Other bone lesions such as osteomyelitis or bone tumors must also be considered in the differential, but in this cases further imaging is necessary (X-ray, MR or CT).

 

Vascular lesions

Congenital vascular malformations are frequently found in the head and neck area. They can be broadly divided into: infantile hemangiomas and vascular malformations (lymphangiomas). Fig. 42, 43, 44.

Lymphangiomas - are congenital lymphatic malformation caused by an abnormal development of the lymph vessels. They are most often found in young children and up to 90% of them occur in the head and neck area.  

When found within the posterior triangle of the neck they appear either as one or more large cysts (most frequently) and when found anteriorly as small, numerous cysts, sometimes infiltrating the deeper structures of the neck.

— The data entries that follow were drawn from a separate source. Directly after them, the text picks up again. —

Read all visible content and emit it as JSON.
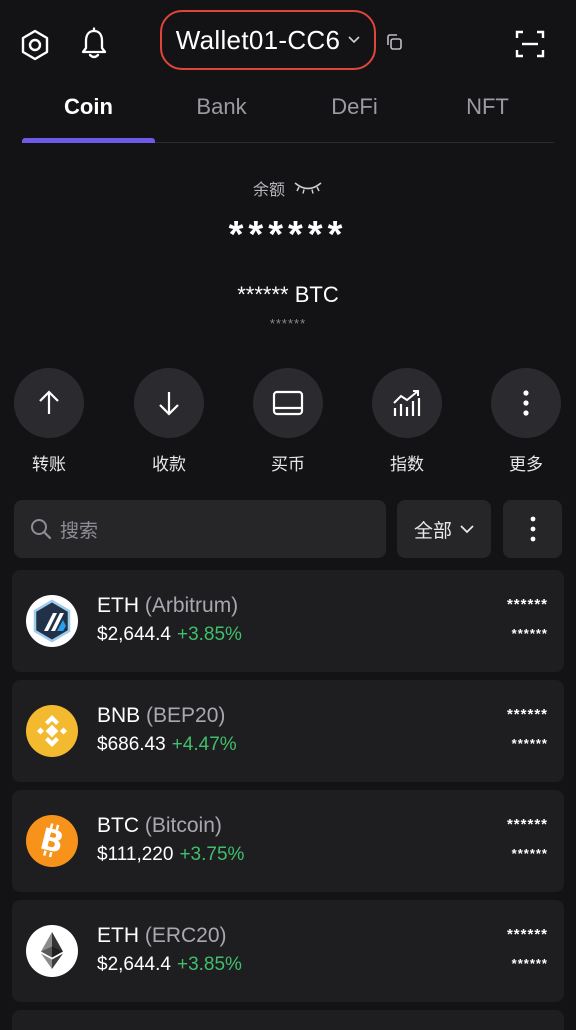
{
  "header": {
    "wallet_name": "Wallet01-CC6"
  },
  "tabs": [
    {
      "label": "Coin",
      "active": true
    },
    {
      "label": "Bank",
      "active": false
    },
    {
      "label": "DeFi",
      "active": false
    },
    {
      "label": "NFT",
      "active": false
    }
  ],
  "balance": {
    "label": "余额",
    "amount": "******",
    "btc": "****** BTC",
    "sub": "******"
  },
  "actions": [
    {
      "label": "转账",
      "icon": "arrow-up-icon"
    },
    {
      "label": "收款",
      "icon": "arrow-down-icon"
    },
    {
      "label": "买币",
      "icon": "card-icon"
    },
    {
      "label": "指数",
      "icon": "index-chart-icon"
    },
    {
      "label": "更多",
      "icon": "more-vertical-icon"
    }
  ],
  "search": {
    "placeholder": "搜索",
    "filter_label": "全部"
  },
  "tokens": [
    {
      "symbol": "ETH",
      "network": "(Arbitrum)",
      "price": "$2,644.4",
      "change": "+3.85%",
      "balance": "******",
      "value": "******",
      "icon": "arbitrum-logo"
    },
    {
      "symbol": "BNB",
      "network": "(BEP20)",
      "price": "$686.43",
      "change": "+4.47%",
      "balance": "******",
      "value": "******",
      "icon": "bnb-logo"
    },
    {
      "symbol": "BTC",
      "network": "(Bitcoin)",
      "price": "$111,220",
      "change": "+3.75%",
      "balance": "******",
      "value": "******",
      "icon": "bitcoin-logo"
    },
    {
      "symbol": "ETH",
      "network": "(ERC20)",
      "price": "$2,644.4",
      "change": "+3.85%",
      "balance": "******",
      "value": "******",
      "icon": "ethereum-logo"
    }
  ],
  "colors": {
    "background": "#131315",
    "card": "#1e1e21",
    "accent": "#6d5ae6",
    "positive": "#3fbf6b",
    "highlight_border": "#e0453a"
  }
}
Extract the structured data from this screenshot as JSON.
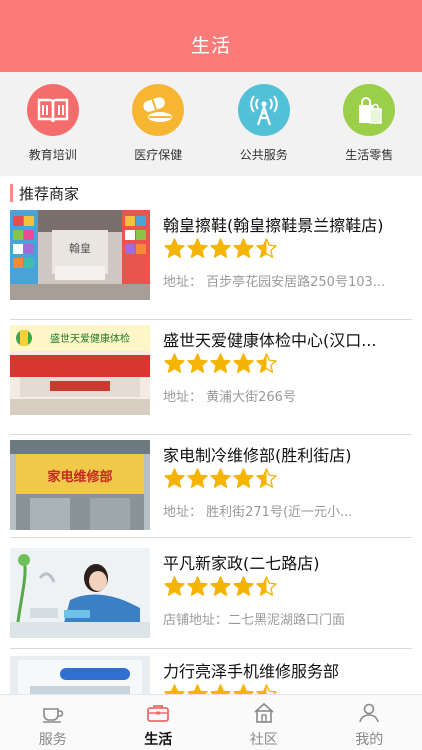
{
  "header": {
    "title": "生活"
  },
  "categories": [
    {
      "label": "教育培训",
      "icon": "book-icon",
      "color": "#f56c6c"
    },
    {
      "label": "医疗保健",
      "icon": "pills-icon",
      "color": "#f7b632"
    },
    {
      "label": "公共服务",
      "icon": "signal-tower-icon",
      "color": "#52c0d6"
    },
    {
      "label": "生活零售",
      "icon": "shopping-bag-icon",
      "color": "#9ccf49"
    }
  ],
  "section": {
    "title": "推荐商家"
  },
  "merchants": [
    {
      "name": "翰皇擦鞋(翰皇擦鞋景兰擦鞋店)",
      "rating": 4.5,
      "address": "地址： 百步亭花园安居路250号103...",
      "thumb_sign": "翰皇"
    },
    {
      "name": "盛世天爱健康体检中心(汉口...",
      "rating": 4.5,
      "address": "地址： 黄浦大街266号",
      "thumb_sign": "盛世天爱健康体检"
    },
    {
      "name": "家电制冷维修部(胜利街店)",
      "rating": 4.5,
      "address": "地址： 胜利街271号(近一元小...",
      "thumb_sign": "家电维修部"
    },
    {
      "name": "平凡新家政(二七路店)",
      "rating": 4.5,
      "address": "店铺地址：二七黑泥湖路口门面",
      "thumb_sign": ""
    },
    {
      "name": "力行亮泽手机维修服务部",
      "rating": 4.5,
      "address": "",
      "thumb_sign": ""
    }
  ],
  "tabs": [
    {
      "label": "服务",
      "icon": "cup-icon",
      "active": false
    },
    {
      "label": "生活",
      "icon": "briefcase-icon",
      "active": true
    },
    {
      "label": "社区",
      "icon": "house-icon",
      "active": false
    },
    {
      "label": "我的",
      "icon": "user-icon",
      "active": false
    }
  ],
  "colors": {
    "header": "#fb7b7b",
    "accent": "#fb8a86",
    "star": "#f5b400"
  }
}
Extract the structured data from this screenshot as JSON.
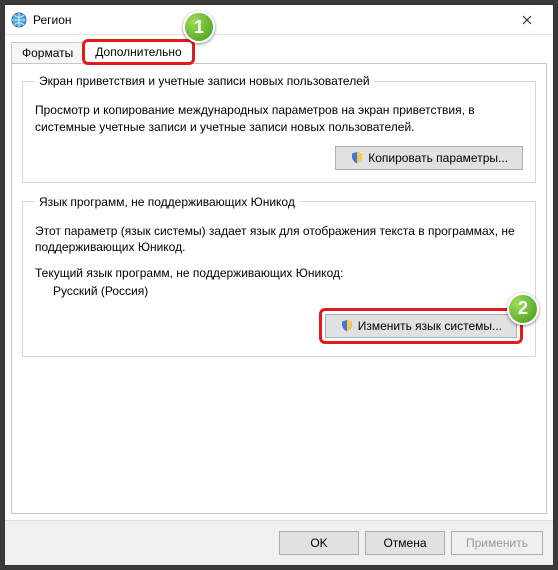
{
  "window": {
    "title": "Регион"
  },
  "tabs": {
    "formats": "Форматы",
    "advanced": "Дополнительно"
  },
  "group1": {
    "legend": "Экран приветствия и учетные записи новых пользователей",
    "desc": "Просмотр и копирование международных параметров на экран приветствия, в системные учетные записи и учетные записи новых пользователей.",
    "copy_btn": "Копировать параметры..."
  },
  "group2": {
    "legend": "Язык программ, не поддерживающих Юникод",
    "desc": "Этот параметр (язык системы) задает язык для отображения текста в программах, не поддерживающих Юникод.",
    "current_label": "Текущий язык программ, не поддерживающих Юникод:",
    "current_value": "Русский (Россия)",
    "change_btn": "Изменить язык системы..."
  },
  "footer": {
    "ok": "OK",
    "cancel": "Отмена",
    "apply": "Применить"
  },
  "callouts": {
    "one": "1",
    "two": "2"
  }
}
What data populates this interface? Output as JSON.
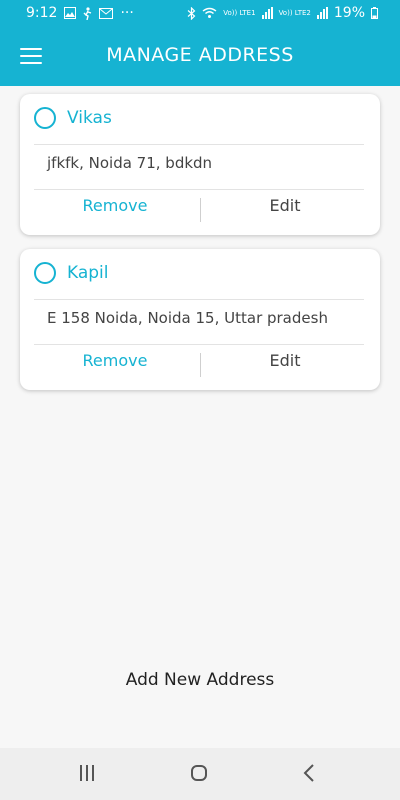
{
  "status": {
    "time": "9:12",
    "dots": "···",
    "lte1": "Vo)) LTE1",
    "lte2": "Vo)) LTE2",
    "battery": "19%"
  },
  "header": {
    "title": "MANAGE ADDRESS"
  },
  "addresses": [
    {
      "name": "Vikas",
      "address": "jfkfk, Noida 71, bdkdn",
      "remove_label": "Remove",
      "edit_label": "Edit"
    },
    {
      "name": "Kapil",
      "address": "E 158 Noida, Noida 15, Uttar pradesh",
      "remove_label": "Remove",
      "edit_label": "Edit"
    }
  ],
  "footer": {
    "add_label": "Add New Address"
  },
  "colors": {
    "accent": "#16b3d2",
    "text": "#444444",
    "background": "#f7f7f7"
  },
  "icons": [
    "menu-icon",
    "radio-icon",
    "recents-icon",
    "home-icon",
    "back-icon",
    "bluetooth-icon",
    "wifi-icon",
    "battery-icon"
  ]
}
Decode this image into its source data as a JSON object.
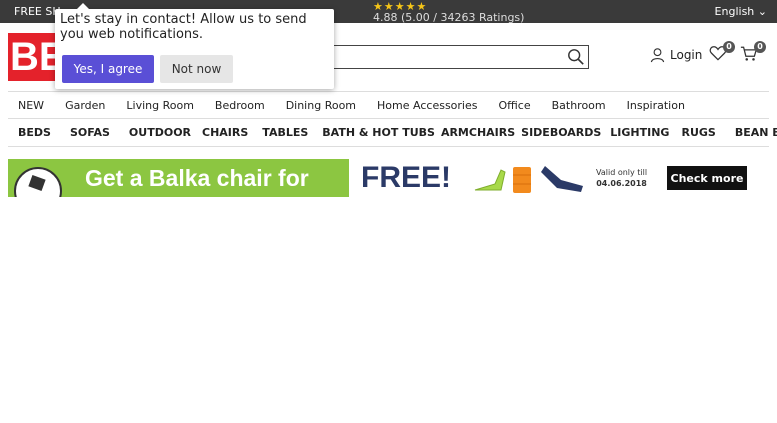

Cystic hygromas can sometimes be very large, affecting various spaces of the neck and causing mass effect on the neck structures. In these situations further imaging is often required (MR, CT)

US findings: poorly delineated, complex cystic lesion, with numerous internal septations, anechoic when uncomplicated or inhomogeneous if hemorrhage occurs.

Doppler interrogation may show vascularity at the level of the internal stroma.